Until recently, this would have made for an unlikely commercial bet to make it on the increasingly pop-oriented Warped Tour. But Polar Bear Club is enjoying a special moment. Slightly younger acts like La Dispute and Pianos Become the Teeth have also, in turn, revived the same set of influences for younger fans. This means Polar Bear Club appeals both to this new crop of kids who were too young to experience the sound the first time around as well as the aging 20- and 30-somethings still clutching wistfully to their Hot Water Music and Lifetime records.
We caught up with vocalist Jimmy Stadt by phone in advance of the band's appearance Saturday at the local Warped Tour stop at Cruzan Amphitheatre in West Palm Beach. Here's what he had to say about flying the posthardcore flag and making it as a band in uncertain times.
County Grind: You all tour constantly. How do you even come up with set lists at this point? You have your last album, which came out this past September, but also several older ones to draw from, and then there must be new material.
Jimmy Stadt: Right. We've played the States so many times that we're always trying to think of things we can do to make it a little bit better or cooler or make that night unique to that night, instead of a carbon copy of the last time we were in Salt Lake City or whatever.
Self-interest is probably the biggest part of it. We don't want to be doing the same thing every tour. I read an interview with Gaslight Anthem where the singer said he almost felt bad for people who pay to see their show, because they've probably seen Gaslight Anthem at that club two or three times before that, and here they are paying a fourth or fifth time to see it again. We want to make it worth it for the people there and make it an experience in and of itself.

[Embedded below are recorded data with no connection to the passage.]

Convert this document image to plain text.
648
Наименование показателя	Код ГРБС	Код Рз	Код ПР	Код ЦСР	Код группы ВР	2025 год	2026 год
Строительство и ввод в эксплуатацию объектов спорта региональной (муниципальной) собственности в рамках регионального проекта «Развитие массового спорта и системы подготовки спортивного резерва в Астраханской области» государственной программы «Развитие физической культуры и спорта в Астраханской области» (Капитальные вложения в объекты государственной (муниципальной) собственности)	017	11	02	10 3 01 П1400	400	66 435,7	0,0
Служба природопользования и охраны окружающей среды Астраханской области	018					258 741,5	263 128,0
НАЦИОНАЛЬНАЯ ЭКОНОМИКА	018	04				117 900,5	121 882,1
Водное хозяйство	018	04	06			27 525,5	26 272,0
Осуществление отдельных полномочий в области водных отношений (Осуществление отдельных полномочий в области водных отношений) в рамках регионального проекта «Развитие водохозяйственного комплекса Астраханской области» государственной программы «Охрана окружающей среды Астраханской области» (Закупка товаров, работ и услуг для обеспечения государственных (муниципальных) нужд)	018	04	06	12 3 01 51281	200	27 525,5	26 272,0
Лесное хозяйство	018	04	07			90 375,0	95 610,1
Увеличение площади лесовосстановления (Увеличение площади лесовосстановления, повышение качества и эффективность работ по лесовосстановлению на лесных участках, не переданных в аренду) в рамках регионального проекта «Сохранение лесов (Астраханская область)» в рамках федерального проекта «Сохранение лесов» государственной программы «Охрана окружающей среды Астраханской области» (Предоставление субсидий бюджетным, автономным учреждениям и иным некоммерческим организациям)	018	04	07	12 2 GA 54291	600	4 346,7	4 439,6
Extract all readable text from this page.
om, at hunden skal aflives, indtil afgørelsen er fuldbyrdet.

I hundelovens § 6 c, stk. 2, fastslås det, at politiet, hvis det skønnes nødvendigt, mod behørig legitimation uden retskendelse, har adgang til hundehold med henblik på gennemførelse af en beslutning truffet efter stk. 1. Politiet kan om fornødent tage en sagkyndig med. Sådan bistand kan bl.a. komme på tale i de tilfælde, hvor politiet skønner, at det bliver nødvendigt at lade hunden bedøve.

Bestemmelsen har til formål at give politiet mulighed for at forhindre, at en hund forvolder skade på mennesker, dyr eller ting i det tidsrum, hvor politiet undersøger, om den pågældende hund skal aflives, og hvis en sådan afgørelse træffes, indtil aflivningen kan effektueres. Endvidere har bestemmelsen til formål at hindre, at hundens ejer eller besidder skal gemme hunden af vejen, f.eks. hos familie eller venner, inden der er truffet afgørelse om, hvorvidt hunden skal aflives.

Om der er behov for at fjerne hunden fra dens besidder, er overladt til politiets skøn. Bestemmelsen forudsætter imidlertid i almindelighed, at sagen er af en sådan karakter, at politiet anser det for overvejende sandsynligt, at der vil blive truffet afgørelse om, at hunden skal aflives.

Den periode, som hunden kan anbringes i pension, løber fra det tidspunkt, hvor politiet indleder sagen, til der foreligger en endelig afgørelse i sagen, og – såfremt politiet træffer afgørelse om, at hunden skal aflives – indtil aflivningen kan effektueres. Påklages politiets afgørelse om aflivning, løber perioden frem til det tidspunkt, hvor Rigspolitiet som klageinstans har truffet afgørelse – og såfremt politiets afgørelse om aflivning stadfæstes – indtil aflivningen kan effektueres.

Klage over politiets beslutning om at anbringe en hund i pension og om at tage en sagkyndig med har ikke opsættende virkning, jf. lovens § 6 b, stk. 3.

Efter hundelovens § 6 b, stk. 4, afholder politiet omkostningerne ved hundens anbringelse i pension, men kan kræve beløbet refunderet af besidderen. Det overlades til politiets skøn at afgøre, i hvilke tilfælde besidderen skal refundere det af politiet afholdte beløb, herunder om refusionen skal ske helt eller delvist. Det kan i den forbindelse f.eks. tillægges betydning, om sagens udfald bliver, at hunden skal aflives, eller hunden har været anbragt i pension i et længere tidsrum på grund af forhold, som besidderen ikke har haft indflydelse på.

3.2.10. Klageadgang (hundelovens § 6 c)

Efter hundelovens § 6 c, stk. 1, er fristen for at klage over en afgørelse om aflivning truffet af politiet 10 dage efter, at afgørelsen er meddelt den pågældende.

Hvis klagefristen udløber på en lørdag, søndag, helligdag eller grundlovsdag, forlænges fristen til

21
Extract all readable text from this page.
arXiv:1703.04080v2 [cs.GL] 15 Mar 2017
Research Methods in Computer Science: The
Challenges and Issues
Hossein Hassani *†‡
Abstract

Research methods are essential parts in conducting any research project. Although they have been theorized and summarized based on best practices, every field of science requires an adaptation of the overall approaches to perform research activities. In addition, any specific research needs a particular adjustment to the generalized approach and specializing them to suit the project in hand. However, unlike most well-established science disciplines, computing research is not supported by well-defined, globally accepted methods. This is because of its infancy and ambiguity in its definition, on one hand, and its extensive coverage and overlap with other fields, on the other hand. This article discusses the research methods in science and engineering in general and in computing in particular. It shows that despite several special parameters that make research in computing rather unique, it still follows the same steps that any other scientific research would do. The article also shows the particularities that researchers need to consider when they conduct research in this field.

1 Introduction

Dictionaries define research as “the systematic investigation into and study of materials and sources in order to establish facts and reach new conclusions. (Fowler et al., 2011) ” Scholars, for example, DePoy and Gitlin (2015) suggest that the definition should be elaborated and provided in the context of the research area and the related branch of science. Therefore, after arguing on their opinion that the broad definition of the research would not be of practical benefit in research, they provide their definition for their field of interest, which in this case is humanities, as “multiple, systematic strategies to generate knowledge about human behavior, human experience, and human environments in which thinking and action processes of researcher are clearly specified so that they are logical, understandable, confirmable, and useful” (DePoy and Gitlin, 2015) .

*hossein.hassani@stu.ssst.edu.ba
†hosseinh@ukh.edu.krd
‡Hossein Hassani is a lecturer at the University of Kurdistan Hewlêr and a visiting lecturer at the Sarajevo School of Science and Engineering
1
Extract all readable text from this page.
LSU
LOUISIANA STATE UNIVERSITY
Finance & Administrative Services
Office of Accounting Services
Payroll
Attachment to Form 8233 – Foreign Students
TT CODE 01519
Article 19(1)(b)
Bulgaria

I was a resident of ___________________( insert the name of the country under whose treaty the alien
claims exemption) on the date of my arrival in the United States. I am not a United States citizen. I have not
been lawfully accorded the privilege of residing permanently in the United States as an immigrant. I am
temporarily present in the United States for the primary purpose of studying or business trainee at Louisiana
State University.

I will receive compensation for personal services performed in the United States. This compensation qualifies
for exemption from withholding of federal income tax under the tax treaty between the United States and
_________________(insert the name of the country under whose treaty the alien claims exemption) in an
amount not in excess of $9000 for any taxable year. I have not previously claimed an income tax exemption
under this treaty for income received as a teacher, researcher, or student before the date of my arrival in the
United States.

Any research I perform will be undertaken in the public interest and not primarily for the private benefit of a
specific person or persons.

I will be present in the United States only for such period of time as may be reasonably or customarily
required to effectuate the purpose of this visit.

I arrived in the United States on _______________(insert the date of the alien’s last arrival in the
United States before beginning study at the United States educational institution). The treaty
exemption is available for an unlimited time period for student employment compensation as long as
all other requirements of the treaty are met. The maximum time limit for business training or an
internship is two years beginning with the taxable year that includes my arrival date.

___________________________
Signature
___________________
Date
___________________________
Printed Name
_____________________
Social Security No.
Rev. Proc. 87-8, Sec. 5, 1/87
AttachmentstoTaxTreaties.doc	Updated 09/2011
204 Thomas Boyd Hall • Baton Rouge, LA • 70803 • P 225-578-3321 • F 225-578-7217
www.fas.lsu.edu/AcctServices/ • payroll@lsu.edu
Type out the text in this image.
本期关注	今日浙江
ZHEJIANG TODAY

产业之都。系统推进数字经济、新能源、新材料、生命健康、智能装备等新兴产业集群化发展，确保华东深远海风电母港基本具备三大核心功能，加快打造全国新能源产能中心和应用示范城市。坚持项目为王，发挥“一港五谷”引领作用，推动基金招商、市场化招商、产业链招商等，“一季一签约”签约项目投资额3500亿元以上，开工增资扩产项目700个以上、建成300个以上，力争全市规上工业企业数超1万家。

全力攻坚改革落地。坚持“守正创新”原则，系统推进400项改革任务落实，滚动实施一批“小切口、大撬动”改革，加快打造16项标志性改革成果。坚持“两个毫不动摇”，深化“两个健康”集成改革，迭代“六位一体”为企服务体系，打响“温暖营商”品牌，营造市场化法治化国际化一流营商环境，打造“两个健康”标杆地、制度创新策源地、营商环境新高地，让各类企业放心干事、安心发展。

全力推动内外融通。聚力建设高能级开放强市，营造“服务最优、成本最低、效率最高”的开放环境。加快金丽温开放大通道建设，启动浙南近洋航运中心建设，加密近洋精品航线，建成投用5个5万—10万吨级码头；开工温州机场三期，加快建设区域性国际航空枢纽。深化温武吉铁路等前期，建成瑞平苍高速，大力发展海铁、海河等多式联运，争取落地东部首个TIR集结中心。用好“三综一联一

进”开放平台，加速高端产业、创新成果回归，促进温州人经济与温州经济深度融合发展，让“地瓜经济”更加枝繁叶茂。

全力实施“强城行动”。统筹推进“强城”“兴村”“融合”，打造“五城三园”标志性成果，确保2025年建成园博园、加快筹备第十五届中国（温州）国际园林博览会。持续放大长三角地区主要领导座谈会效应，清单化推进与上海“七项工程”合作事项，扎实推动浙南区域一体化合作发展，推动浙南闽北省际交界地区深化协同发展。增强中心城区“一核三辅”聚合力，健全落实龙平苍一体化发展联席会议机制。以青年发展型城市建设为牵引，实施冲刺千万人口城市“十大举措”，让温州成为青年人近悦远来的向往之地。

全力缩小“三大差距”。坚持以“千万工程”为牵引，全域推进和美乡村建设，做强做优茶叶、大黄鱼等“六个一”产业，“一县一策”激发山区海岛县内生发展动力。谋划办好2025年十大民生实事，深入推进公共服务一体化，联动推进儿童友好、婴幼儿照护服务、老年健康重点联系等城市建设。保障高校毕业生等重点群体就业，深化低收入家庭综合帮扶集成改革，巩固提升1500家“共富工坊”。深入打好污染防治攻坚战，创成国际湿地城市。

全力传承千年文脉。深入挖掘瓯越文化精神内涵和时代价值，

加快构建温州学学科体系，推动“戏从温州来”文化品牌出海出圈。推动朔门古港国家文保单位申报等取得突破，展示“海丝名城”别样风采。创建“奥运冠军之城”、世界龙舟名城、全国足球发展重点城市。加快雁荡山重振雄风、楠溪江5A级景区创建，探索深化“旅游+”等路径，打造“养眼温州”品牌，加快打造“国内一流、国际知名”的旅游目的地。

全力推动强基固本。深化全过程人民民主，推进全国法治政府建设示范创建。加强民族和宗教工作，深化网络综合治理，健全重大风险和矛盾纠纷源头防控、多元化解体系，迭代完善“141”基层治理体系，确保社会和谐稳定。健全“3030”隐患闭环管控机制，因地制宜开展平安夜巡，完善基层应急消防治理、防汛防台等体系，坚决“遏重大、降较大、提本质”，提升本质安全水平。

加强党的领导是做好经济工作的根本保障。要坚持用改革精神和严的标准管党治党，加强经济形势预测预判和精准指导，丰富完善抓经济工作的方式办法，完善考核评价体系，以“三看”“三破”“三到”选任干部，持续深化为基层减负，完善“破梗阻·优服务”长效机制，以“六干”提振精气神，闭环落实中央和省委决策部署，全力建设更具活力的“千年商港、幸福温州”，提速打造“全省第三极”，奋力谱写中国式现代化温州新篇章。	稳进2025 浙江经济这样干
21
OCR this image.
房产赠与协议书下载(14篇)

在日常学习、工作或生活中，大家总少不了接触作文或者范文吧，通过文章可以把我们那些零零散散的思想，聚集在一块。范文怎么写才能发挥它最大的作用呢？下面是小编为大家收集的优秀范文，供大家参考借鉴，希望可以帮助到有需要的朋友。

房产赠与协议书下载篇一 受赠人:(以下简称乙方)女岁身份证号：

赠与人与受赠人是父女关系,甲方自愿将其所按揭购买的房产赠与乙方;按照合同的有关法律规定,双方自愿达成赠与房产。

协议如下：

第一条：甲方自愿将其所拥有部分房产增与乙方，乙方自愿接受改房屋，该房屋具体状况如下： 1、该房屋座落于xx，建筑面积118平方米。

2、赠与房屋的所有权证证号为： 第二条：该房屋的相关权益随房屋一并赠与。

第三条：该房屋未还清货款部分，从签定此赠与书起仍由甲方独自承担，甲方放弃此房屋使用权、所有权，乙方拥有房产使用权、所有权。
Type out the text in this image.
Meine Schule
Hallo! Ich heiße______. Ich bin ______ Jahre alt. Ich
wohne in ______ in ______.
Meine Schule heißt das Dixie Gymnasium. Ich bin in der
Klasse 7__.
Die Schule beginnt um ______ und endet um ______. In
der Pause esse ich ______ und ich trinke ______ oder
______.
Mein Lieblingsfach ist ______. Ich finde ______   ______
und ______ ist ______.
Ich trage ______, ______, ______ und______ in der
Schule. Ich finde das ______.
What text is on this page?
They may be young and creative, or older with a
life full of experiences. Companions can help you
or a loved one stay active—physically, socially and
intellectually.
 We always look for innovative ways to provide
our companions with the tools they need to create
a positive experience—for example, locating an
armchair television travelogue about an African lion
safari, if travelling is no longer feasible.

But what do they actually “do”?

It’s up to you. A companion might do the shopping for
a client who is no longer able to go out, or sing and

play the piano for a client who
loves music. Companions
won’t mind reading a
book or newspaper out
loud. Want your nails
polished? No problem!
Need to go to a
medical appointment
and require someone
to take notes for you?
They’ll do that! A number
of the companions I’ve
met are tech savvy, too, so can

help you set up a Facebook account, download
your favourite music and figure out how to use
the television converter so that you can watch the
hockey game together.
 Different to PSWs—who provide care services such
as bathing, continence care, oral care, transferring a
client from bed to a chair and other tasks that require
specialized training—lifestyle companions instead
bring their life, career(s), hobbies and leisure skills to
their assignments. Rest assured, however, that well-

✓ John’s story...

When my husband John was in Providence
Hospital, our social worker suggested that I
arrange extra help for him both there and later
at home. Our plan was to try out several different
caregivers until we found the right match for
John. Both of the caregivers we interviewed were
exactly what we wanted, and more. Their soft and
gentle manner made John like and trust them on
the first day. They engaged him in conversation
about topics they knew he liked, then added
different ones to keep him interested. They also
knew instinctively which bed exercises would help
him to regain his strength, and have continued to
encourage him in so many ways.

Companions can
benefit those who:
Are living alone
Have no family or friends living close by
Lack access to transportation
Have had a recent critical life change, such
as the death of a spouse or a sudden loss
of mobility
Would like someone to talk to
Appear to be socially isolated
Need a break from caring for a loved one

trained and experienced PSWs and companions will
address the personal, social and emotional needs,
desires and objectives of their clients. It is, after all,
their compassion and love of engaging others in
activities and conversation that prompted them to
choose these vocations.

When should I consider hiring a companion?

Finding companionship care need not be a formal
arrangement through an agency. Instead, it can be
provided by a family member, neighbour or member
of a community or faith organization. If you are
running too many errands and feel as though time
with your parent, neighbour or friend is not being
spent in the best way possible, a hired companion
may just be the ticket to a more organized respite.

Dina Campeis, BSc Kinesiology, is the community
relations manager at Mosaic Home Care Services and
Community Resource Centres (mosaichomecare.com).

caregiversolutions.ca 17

Since the last album but even last year, things picked up for you guys so quickly. You were on the cover of Alternative Press, and you got an MTVu award. When did you notice the velocity was really increasing?
That's a weird question, and I don't mean that in a "you're stupid" way; it's just that it doesn't necessarily feel like that to me. I think the way it feels to me is, when we first started touring -- our very first tour as a full-time band -- there was a lot of underground hype around us. We were playing amazing, sold-out shows in smaller clubs right out of the gate.
I think when we started to think about building up our, I guess, career as a band, we saw a dropoff in that aspect of things. We started in this spot, and then we started over, almost, in a way. We're sort of climbing back up a different ladder, different from the "buzz band" ladder. And that climb is a lot longer than the buzz-band climb. So I feel like we're still struggling and still climbing. I haven't personally felt the movement or speed of it all.
So we're hoping that now this climb will push us to the next step. Our only goal in this band is to be moving forward and not treading forward, no matter how big the step forward is.
Right, it's easy to see this trajectory from the outside, but you're living it.
Yeah, every day of my life is Polar Bear Club.